Ich habe hier die Lebendigkeit und jugendliche Aufbruchsstimmung vermisst, die mir bespielsweise bei Regeners Herrn Lehmann so viel Spaß gemacht hat. Auch das ist eine nostalgische Rückschau auf alte Zeiten, aber eine, in der sich die prickelnde Stimmung komplett überträgt.
Das Gefühl hatte ich beim Stern 111 leider in keinster Weise, obwohl die Ereignisse dieser Zeit nicht weniger aufregend waren. Aber der Funke ist hier für mich überhaupt nicht übergesprungen, ich fand das Ganze überwiegend kraftlos, langatmig bis -weilig und auch ermüdend. Das streckte sich für meinen Geschmack sehr zäh in die Länge.
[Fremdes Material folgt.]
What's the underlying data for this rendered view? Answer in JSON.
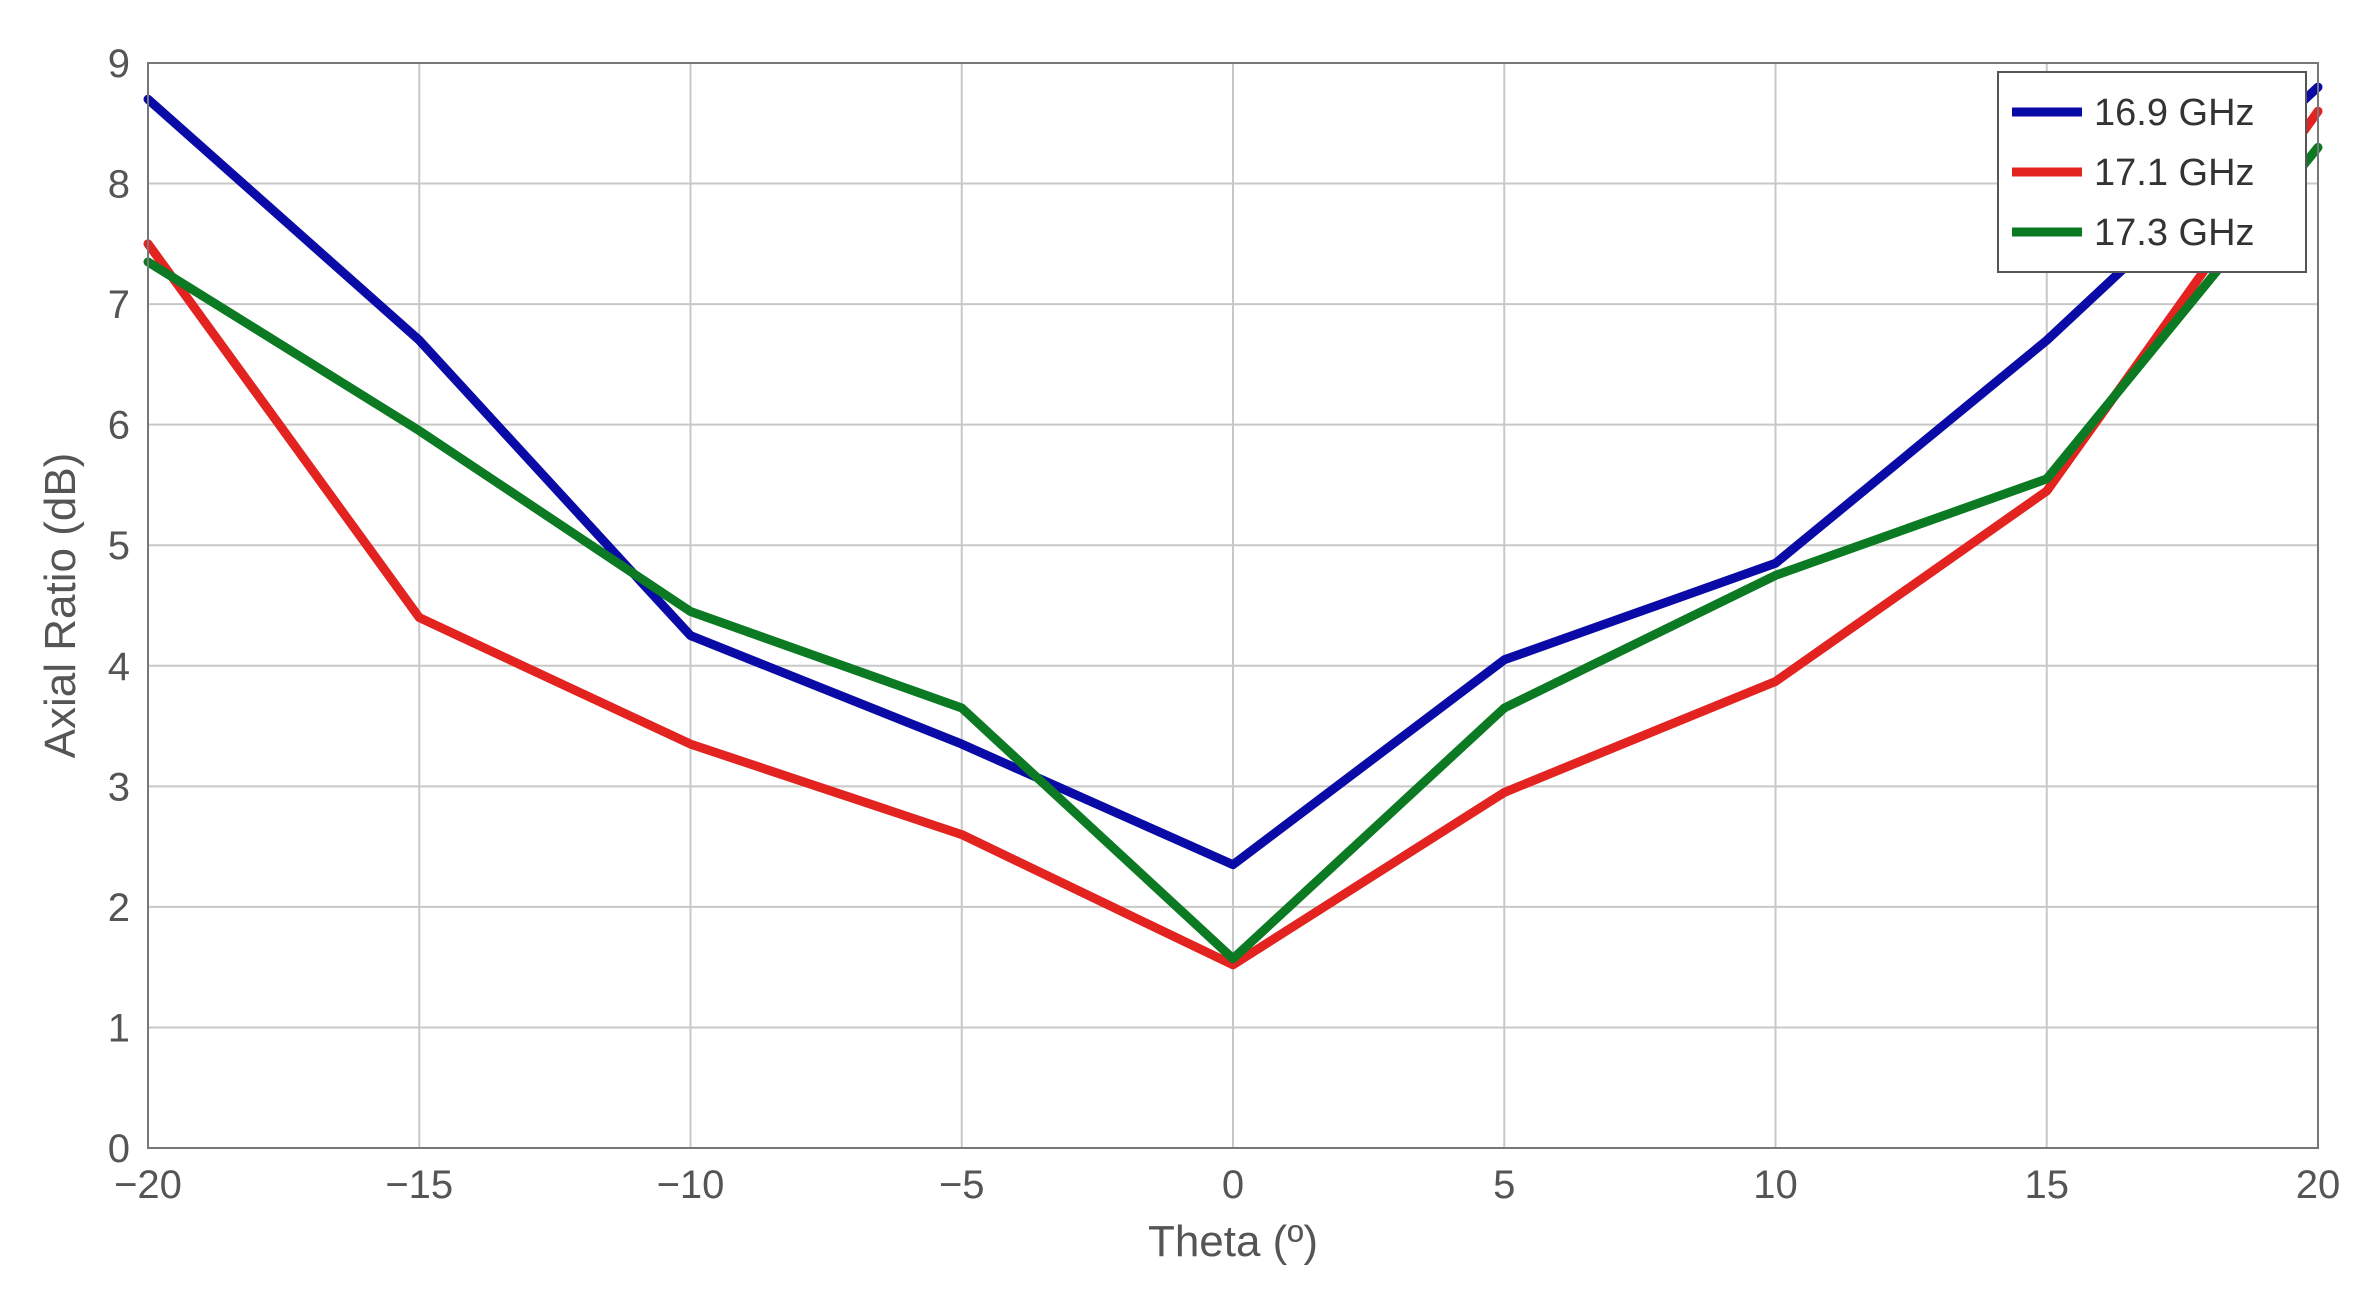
{
  "chart_data": {
    "type": "line",
    "title": "",
    "xlabel": "Theta (º)",
    "ylabel": "Axial Ratio (dB)",
    "xlim": [
      -20,
      20
    ],
    "ylim": [
      0,
      9
    ],
    "xticks": [
      -20,
      -15,
      -10,
      -5,
      0,
      5,
      10,
      15,
      20
    ],
    "yticks": [
      0,
      1,
      2,
      3,
      4,
      5,
      6,
      7,
      8,
      9
    ],
    "xtick_labels": [
      "−20",
      "−15",
      "−10",
      "−5",
      "0",
      "5",
      "10",
      "15",
      "20"
    ],
    "ytick_labels": [
      "0",
      "1",
      "2",
      "3",
      "4",
      "5",
      "6",
      "7",
      "8",
      "9"
    ],
    "grid": true,
    "legend_position": "top-right",
    "x": [
      -20,
      -15,
      -10,
      -5,
      0,
      5,
      10,
      15,
      20
    ],
    "series": [
      {
        "name": "16.9 GHz",
        "color": "#0a0aa6",
        "values": [
          8.7,
          6.7,
          4.25,
          3.35,
          2.35,
          4.05,
          4.85,
          6.7,
          8.8
        ]
      },
      {
        "name": "17.1 GHz",
        "color": "#e3231f",
        "values": [
          7.5,
          4.4,
          3.35,
          2.6,
          1.52,
          2.95,
          3.87,
          5.45,
          8.6
        ]
      },
      {
        "name": "17.3 GHz",
        "color": "#0b7a22",
        "values": [
          7.35,
          5.95,
          4.45,
          3.65,
          1.57,
          3.65,
          4.75,
          5.55,
          8.3
        ]
      }
    ]
  }
}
Es war ein bisschen so, als wenn ein etwas in die Jahre Gekommener in bierseliger Stimmung über seine wilden Jugendjahre monologisiert. Am Anfang ist es noch ganz nett, aber nach einer Stunde wird das Lächeln schon etwas gequält und spätestens ab Stunde drei wünscht man sich an einen andere Ort.
Nicht mein Buch, aber eins mit durchaus vielen Fans. Immerhin hat es letztes Jahr einen ordentlichen Preis gewonnen!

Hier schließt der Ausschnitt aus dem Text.